As the Department of Homeland Security floods social media with "propaganda" videos, and pro-Trump commentators flock to Portland and Chicago in search of a "rebellion," local residents are responding with... chicken suits and clever jokes.
Last night on ABC, Jimmy Kimmel tossed to a "special report" from Illinois Gov. JB Pritzker, "reporting from war-torn Chicago." Pritzker, wearing body armor, played a TV reporter in the video clip. "We've seen people being forced to eat hot dogs with ketchup on them," the governor quipped.
While Kimmel's show was airing, a real reporter for The Oregonian was recording a video outside the ICE facility that has long been a magnet for protests in Portland. The topic: "Protest frogs are multiplying." The video showcased how Portlanders are wearing inflatable costumes to mock what one of the frog cosplayers called "insane government overreach."

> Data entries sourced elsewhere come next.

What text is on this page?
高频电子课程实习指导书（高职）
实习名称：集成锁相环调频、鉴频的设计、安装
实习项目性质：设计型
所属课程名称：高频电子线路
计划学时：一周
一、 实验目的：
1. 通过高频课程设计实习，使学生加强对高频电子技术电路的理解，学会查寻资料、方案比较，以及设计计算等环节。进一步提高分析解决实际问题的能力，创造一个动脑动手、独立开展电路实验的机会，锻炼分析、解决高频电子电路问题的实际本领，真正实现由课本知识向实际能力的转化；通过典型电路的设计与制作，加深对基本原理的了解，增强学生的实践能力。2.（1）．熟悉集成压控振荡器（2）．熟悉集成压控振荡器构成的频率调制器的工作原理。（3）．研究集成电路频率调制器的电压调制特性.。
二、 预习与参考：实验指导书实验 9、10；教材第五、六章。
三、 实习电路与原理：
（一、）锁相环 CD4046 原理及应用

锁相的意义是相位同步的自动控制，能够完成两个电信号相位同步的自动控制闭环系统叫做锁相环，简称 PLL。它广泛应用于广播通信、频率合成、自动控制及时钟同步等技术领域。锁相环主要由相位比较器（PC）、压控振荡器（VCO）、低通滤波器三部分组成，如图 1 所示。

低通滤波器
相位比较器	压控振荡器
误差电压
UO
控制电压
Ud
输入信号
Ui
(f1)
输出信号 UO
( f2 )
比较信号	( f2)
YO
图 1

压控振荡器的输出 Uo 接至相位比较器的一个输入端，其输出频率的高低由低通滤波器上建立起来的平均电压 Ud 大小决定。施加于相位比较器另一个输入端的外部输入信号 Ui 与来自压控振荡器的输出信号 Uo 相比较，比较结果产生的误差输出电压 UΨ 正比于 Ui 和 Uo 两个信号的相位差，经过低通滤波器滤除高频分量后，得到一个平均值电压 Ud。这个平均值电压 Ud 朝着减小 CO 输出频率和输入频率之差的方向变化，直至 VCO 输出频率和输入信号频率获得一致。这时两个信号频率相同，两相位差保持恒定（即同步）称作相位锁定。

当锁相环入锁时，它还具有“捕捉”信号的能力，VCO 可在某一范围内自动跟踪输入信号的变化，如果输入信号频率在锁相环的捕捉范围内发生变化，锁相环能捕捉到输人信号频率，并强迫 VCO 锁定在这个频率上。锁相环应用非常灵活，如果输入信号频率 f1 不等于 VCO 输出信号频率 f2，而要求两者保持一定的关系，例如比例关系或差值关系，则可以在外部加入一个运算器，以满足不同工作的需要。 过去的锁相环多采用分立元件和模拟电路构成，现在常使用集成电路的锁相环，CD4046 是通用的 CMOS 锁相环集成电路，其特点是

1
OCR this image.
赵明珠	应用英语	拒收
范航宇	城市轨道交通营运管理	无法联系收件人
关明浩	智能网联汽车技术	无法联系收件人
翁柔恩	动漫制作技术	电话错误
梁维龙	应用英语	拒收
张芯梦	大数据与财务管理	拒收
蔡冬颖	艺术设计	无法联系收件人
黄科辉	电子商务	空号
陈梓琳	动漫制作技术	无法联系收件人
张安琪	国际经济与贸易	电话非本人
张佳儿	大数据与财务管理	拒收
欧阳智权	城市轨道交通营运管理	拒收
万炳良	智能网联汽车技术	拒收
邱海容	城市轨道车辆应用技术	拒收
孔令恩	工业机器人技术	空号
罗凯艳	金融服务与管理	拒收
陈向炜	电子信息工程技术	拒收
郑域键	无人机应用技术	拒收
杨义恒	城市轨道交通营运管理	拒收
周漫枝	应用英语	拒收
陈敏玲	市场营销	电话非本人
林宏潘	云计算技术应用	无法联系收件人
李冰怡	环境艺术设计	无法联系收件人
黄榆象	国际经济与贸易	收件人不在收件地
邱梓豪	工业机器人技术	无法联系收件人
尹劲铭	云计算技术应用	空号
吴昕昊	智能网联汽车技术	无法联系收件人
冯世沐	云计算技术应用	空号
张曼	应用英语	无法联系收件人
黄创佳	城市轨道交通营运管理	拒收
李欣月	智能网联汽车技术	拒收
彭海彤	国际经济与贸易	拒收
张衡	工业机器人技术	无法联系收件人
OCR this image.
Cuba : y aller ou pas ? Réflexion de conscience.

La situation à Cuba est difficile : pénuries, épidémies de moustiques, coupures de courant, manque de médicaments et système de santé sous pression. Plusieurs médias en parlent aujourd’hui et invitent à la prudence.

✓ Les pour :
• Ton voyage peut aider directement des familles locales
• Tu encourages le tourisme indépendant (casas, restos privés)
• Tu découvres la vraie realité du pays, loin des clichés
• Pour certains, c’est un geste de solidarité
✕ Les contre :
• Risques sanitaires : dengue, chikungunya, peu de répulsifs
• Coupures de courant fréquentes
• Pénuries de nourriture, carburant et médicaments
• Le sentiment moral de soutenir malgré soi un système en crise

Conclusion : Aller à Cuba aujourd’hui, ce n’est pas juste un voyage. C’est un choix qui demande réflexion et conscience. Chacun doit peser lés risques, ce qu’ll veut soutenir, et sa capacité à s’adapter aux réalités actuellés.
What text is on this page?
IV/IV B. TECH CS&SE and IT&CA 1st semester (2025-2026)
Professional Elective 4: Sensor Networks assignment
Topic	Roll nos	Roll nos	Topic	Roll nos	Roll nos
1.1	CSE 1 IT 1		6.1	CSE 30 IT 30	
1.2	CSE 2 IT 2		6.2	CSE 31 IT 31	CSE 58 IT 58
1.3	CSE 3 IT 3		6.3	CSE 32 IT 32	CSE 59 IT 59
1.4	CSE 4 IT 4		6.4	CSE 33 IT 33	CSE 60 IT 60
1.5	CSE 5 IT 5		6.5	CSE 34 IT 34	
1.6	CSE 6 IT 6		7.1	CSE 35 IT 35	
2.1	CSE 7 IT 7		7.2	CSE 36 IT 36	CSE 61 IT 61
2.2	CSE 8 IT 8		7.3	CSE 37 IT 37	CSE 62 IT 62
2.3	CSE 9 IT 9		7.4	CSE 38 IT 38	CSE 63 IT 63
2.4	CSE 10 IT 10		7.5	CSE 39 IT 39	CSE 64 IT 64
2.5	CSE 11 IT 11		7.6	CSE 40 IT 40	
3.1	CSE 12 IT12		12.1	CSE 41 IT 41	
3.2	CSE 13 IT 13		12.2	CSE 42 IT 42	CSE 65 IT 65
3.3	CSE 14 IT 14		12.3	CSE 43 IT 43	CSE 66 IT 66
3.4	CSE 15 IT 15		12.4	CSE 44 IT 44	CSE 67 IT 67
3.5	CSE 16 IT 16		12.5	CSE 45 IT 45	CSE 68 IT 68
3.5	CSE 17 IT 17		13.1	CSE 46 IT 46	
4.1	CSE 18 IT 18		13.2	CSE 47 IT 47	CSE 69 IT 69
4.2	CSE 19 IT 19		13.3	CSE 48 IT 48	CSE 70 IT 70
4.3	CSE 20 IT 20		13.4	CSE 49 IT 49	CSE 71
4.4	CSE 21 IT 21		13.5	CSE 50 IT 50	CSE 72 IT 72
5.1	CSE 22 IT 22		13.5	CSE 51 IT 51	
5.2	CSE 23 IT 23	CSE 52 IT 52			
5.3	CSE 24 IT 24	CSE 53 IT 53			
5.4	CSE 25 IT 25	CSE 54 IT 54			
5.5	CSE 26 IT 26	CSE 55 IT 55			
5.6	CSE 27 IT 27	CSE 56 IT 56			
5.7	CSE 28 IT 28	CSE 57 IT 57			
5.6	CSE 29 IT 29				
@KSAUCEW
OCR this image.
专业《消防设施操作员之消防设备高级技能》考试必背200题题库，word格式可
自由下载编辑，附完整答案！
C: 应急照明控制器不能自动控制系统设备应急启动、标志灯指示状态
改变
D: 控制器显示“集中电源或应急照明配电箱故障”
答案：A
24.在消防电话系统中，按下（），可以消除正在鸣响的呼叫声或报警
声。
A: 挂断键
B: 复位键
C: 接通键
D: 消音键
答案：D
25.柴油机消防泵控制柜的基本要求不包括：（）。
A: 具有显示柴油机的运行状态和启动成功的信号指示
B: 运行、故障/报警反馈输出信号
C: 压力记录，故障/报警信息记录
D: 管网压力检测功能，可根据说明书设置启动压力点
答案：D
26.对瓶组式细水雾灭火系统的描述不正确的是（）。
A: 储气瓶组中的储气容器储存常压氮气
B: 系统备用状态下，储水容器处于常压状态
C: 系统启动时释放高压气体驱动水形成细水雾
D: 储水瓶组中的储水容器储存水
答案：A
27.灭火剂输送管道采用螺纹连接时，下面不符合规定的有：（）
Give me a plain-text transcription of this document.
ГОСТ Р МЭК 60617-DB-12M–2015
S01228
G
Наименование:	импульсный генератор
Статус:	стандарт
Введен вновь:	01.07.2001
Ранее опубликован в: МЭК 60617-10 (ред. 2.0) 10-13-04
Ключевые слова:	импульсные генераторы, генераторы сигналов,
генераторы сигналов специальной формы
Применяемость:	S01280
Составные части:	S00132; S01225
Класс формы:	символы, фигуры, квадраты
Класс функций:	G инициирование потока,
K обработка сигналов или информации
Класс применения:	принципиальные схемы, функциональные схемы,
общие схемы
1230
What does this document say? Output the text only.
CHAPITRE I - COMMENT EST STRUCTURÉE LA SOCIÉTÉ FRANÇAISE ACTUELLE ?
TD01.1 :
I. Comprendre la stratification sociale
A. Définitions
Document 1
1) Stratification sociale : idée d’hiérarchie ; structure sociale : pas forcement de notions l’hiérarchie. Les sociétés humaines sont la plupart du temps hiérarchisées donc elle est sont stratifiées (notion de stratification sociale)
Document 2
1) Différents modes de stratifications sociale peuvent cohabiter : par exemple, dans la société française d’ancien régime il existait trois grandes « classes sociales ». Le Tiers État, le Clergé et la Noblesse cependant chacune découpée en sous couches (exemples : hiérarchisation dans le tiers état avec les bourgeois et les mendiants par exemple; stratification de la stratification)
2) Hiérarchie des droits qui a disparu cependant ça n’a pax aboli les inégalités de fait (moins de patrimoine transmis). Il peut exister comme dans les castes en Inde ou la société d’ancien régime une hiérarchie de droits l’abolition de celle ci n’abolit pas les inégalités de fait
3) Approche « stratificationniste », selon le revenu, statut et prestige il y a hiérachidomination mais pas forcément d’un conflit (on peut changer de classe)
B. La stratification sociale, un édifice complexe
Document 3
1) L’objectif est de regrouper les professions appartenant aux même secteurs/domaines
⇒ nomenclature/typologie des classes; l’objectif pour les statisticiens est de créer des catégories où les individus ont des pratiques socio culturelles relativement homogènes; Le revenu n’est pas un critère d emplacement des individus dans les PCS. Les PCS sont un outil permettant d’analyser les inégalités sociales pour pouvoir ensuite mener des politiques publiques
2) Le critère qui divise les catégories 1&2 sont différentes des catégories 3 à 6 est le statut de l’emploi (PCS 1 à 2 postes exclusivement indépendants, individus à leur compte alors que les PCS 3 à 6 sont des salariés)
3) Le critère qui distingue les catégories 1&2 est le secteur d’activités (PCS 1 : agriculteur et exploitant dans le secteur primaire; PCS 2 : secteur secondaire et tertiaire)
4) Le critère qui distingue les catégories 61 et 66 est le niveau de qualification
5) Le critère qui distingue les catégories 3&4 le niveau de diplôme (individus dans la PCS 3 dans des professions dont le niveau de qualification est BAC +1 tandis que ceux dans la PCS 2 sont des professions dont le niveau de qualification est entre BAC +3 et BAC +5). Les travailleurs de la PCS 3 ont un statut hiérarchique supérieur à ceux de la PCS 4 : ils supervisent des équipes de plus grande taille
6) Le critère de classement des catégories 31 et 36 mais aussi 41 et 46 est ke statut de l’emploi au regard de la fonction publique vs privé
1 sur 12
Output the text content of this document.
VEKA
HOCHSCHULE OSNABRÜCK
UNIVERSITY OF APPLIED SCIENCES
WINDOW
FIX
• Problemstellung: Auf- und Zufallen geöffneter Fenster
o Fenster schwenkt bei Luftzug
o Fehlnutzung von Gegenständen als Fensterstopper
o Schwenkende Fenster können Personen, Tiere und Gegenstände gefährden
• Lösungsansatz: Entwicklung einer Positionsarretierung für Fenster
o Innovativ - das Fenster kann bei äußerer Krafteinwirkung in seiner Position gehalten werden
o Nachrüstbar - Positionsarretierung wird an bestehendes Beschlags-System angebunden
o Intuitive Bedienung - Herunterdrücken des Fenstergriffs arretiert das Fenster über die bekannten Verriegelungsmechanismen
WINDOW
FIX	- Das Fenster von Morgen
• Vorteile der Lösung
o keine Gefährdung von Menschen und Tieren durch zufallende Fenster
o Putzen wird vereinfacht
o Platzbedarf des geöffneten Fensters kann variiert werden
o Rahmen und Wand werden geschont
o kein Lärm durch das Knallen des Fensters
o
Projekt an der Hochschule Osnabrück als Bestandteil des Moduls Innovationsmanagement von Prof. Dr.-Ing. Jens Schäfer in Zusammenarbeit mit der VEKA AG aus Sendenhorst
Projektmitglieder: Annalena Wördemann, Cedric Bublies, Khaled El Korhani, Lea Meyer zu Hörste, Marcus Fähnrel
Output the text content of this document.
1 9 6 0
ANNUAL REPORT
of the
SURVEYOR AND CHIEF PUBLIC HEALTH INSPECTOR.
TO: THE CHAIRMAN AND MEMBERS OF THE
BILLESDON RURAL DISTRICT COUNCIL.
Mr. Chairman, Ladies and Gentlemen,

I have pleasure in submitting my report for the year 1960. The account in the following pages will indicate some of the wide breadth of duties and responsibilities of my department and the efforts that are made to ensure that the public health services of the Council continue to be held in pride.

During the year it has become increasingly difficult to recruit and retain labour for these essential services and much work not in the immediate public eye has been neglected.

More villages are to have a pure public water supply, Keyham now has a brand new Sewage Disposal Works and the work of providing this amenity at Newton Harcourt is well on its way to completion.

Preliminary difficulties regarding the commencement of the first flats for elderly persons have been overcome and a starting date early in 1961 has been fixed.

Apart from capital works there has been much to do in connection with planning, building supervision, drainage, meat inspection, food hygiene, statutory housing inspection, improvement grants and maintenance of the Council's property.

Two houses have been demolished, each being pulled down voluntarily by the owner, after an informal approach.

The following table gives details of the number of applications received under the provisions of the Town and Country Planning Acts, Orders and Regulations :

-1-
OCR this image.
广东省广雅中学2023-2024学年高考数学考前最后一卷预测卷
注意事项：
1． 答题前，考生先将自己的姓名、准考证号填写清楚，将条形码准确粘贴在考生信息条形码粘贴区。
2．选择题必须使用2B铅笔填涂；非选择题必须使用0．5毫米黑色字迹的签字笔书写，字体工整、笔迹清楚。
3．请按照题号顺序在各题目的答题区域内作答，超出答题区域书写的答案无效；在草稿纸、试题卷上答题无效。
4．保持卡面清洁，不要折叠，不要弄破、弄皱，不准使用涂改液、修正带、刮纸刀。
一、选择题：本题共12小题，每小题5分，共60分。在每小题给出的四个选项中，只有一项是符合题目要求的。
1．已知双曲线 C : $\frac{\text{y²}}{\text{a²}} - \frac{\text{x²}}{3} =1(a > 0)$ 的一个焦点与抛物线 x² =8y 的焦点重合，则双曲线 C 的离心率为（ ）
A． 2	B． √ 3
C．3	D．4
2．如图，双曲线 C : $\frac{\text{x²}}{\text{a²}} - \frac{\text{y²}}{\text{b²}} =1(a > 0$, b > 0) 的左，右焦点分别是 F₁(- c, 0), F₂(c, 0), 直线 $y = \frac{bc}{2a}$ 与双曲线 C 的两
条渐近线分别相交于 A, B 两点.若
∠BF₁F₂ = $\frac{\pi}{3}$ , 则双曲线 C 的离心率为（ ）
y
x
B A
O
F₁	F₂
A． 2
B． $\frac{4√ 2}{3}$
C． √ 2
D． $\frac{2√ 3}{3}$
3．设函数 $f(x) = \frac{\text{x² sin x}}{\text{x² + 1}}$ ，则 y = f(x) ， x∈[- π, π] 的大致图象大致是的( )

The dress-up "dismantles their narrative a little bit," Jack Dickinson, a.k.a. the "Portland Chicken," told Willamette Week. "It becomes much harder to take them seriously when they have to post a video saying Kristi Noem is up on the balcony staring over the Antifa Army and it's, like, eight journalists and five protesters and one of them is in a chicken suit."
Pritzker and Dickinson have something in common: They're using the tools at their disposal — smart phone cameras, social media apps and satire — to turn "war" rhetoric into a punchline. "The Daily Show" did it too, with this clip labeled "REAL footage from Portland, 2025. Viewer discretion is advised."
Conservative journalist Andy Ngo pushed back overnight by claiming the costumes in Portland "serve the function of masking the violent extremism to make the direct action appear like a family-friendly gathering on camera, and to whitewash the past ultraviolence."
So, as always, it comes down to which videos and posts people choose to believe.